It’s hard to imagine but it’s been almost half a year since I was in Vegas for Affiliate Summit West. At that time I had been working on about 5 projects. At the moment I’m working on 4 projects, although 2 of them are from the original 5 I had been working on.
The one thing that sticks out from ASW was at the Meetup202, er, meet up, was where Dr Ngo got on stage and talked about being focused. In his case he was refering to becoming a specialist in a couple of niches, rather than try to run hundreds of offers successfully.
Likewise, I’ve found that whether in online gaming or in my business, I get the best results from focusing on one or two tasks, rather than try to do many more than that.
In affiliate marketing terms, by all means test 5 to 7 offers at a time. But once you find one or two potential winners (profit or marginally in the red), you also need to focus on making them work. Else you could be locked in a permanent cycle of testing offers.

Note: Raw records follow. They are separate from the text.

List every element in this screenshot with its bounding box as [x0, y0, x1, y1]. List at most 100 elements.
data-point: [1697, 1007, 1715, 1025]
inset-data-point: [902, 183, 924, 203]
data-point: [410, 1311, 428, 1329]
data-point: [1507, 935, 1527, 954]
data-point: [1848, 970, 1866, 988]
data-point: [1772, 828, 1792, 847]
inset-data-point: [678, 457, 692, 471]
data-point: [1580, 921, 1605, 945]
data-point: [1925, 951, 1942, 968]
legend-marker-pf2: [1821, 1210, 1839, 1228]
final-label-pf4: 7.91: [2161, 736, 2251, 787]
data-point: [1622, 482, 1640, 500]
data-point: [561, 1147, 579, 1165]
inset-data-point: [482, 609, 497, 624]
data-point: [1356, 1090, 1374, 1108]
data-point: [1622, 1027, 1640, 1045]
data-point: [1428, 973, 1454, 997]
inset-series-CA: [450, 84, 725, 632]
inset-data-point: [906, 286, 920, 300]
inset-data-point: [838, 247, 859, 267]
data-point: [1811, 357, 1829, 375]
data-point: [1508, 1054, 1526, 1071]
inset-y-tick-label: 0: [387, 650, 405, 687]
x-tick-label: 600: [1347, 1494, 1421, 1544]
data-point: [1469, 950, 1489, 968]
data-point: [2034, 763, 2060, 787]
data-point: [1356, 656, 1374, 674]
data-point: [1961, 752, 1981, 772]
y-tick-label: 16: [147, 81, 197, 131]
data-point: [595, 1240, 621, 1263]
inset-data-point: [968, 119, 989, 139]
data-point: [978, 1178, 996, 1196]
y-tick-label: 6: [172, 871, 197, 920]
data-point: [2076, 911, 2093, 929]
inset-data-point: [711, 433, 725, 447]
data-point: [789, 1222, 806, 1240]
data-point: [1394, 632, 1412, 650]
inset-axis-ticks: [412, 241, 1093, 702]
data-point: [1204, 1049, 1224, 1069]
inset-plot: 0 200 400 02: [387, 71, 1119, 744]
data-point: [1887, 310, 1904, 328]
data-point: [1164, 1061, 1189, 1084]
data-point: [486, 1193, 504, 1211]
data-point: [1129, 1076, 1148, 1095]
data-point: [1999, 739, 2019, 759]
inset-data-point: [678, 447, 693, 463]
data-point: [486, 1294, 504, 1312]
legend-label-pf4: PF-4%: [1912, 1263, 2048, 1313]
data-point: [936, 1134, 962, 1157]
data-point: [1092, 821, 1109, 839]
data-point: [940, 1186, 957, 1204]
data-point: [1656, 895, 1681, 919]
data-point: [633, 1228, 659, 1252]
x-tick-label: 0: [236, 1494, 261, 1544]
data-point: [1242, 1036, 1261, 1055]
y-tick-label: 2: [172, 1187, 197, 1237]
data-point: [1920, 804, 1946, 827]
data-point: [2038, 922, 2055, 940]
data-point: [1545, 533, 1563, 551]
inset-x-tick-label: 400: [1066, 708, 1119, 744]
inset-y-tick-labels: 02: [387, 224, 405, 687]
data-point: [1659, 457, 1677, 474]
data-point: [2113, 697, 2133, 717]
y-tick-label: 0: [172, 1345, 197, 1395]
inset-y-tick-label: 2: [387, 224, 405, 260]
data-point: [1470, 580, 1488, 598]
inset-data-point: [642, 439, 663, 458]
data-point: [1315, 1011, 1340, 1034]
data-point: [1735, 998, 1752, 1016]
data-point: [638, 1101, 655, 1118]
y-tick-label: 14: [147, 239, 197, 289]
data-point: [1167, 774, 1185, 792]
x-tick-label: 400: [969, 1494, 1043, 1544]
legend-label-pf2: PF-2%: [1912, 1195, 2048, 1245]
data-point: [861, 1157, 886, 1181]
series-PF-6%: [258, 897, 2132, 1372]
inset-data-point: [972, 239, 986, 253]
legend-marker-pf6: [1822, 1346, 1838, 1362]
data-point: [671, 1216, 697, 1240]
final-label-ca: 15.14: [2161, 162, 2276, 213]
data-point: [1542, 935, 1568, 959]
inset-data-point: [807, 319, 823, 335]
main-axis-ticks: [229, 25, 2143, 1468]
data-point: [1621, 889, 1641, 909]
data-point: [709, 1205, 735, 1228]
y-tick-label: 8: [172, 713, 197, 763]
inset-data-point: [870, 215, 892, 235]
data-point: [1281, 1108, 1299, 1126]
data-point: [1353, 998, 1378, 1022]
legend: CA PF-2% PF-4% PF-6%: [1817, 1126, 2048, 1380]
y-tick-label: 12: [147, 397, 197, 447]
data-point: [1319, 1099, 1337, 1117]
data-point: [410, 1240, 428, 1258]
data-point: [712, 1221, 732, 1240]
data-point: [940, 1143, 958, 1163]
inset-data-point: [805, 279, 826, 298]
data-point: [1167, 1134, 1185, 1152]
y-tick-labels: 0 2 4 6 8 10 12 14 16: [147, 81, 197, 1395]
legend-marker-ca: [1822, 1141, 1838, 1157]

I’ve spent the last couple of weeks focused on launching a major upgrade to one of my sites. If all goes well, you should see it by the end of the 1st week of June (if not, in the next couple of days). It’s the result of focus again. Just like it’s usually easier to make $1k/day consistently from one offer, rather than $500 each from 2 offers, I’m also placing most of my eggs in one basket with this new project.
Here’s one of my recent game changing moment: Track your time…ruthlessly.
For those of you who might have been or still are lawyers, accountants, consultants, you would be familiar with time sheets, especially if you’re charging clients on a per-hour basis. I’ve heard of stories where lawyers have sat on the toilet, doing their daily business, thought about a case and charged that time.
But, no, I’m not talking about charging THAT kind of time.
I’m refering to brutally counting how much time you spend on your business each day, doing something that will get you towards achieving your goal (you have a goal, right?).
So time spent reading email, AIMing, checking stats doesn’t count. Setting up new campaigns, optimizing an existing campaign, rotating creatives, whatever that makes your business more successful counts.
Since my experiment started, I’ve been updating my time usage on a Google Doc spreadsheet and the results weren’t pretty early on in the experiment. I was averaging 30mins of productive work on some days, and about 2 hours on other days.
Note: You have to be extremely brutal about whether you’re doing something “productive” to make this experiment work.
A research study shows that the average American exec probably clocks about 30mins of productive work for each workday (8-hour block). In efficiency, this is 30mins / 8x60mins = 6.25%. Terrible.
Upping how you use your time might make the difference between success and failure, especially if you’re slogging at a day job.
The way I see it, you can either become “educated” and aware about every offer out there, every new network, read a lot of blogs and forums to “know everything”. Or you can become really focused and bank.